Um foco de nicho ajuda. Em vez de fazer alegações gerais, os fornecedores devem destacar uma quebra em um vertical definido. Por exemplo: demonstrar como uma solução de IA reduziu os falsos positivos na detecção de fraude por um percentual mensurável tem mais peso do que declarações gerais sobre como a IA trará inovação à fraude e segurança. Demonstrar impacto é vital.

A vida do impacto é dados. Figuras de retorno sobre o investimento, benchmarks de desempenho e citações de clientes dão aos jornalistas o material que eles precisam para avaliar e comunicar valor.

A validação de terceiros por analistas ou especialistas independentes melhora a credibilidade e visibilidade. Os fornecedores também devem se concentrar em construir relacionamentos de longo prazo com jornalistas, oferecendo acesso a líderes técnicos, prévias de produtos ou insights exclusivos.

Finalmente, saiba o que o público da mídia está procurando nas comunicações. Boletins informativos se beneficiam de blurbs breves e oportunas com dados. Publicações comerciais frequentemente exigem explicações aprofundadas ou perguntas e respostas escritas. Jornalistas de nível superior podem exigir mais de uma conversa antes de citar especialistas ou escrever sobre um produto.

Em resumo, os fornecedores devem priorizar especificidade, credibilidade e alinhamento com a mídia em suas abordagens.

Conclusão: De Volume para Valor

Na corrida do ouro de IA de hoje, a atenção é preciosa. Não é concedida ao fornecedor mais barulhento ou ao que tem o jargão mais flash.
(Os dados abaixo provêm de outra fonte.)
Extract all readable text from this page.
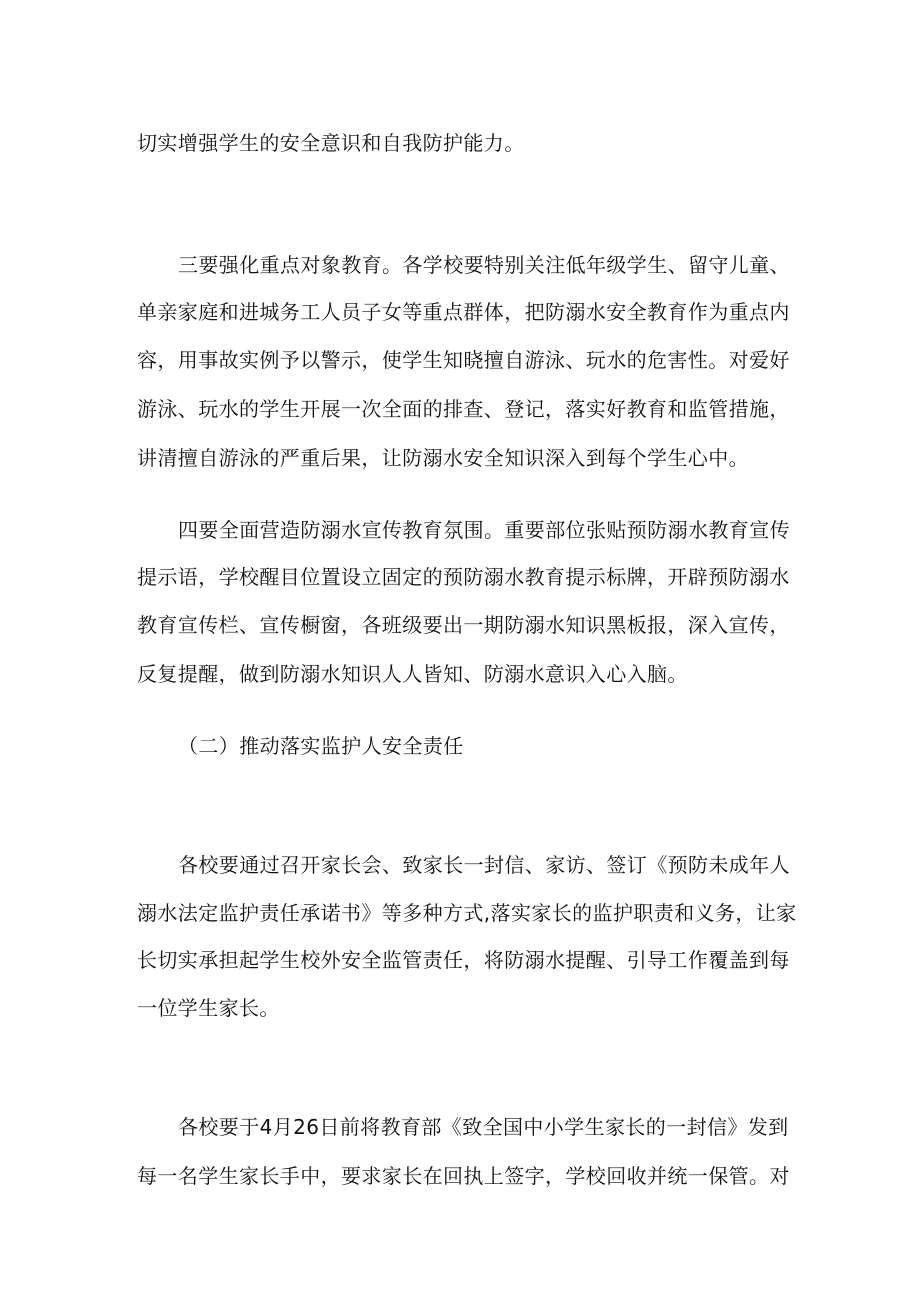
切实增强学生的安全意识和自我防护能力。
三要强化重点对象教育。各学校要特别关注低年级学生、留守儿童、
单亲家庭和进城务工人员子女等重点群体，把防溺水安全教育作为重点内
容，用事故实例予以警示，使学生知晓擅自游泳、玩水的危害性。对爱好
游泳、玩水的学生开展一次全面的排查、登记，落实好教育和监管措施，
讲清擅自游泳的严重后果，让防溺水安全知识深入到每个学生心中。
四要全面营造防溺水宣传教育氛围。重要部位张贴预防溺水教育宣传
提示语，学校醒目位置设立固定的预防溺水教育提示标牌，开辟预防溺水
教育宣传栏、宣传橱窗，各班级要出一期防溺水知识黑板报，深入宣传，
反复提醒，做到防溺水知识人人皆知、防溺水意识入心入脑。
（二）推动落实监护人安全责任
各校要通过召开家长会、致家长一封信、家访、签订《预防未成年人
溺水法定监护责任承诺书》等多种方式,落实家长的监护职责和义务，让家
长切实承担起学生校外安全监管责任，将防溺水提醒、引导工作覆盖到每
一位学生家长。
各校要于4月26日前将教育部《致全国中小学生家长的一封信》发到
每一名学生家长手中，要求家长在回执上签字，学校回收并统一保管。对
Vai para aqueles que oferecem impacto genuíno e diferenciado.

À medida que a escrutínio da mídia se intensifica, os fornecedores de IA devem evoluir de simplesmente transmitir suas capacidades para demonstrar seus resultados. A boa notícia é que ainda há oportunidade para histórias inteligentes e bem contadas. O caminho para as manchetes em 2025 não é sobre ser mais barulhento. É sobre ser mais inteligente.

Nick Koulermos é Vice-Presidente Sênior da 5W Public Relations, uma firma de relações públicas com sede em Nova York.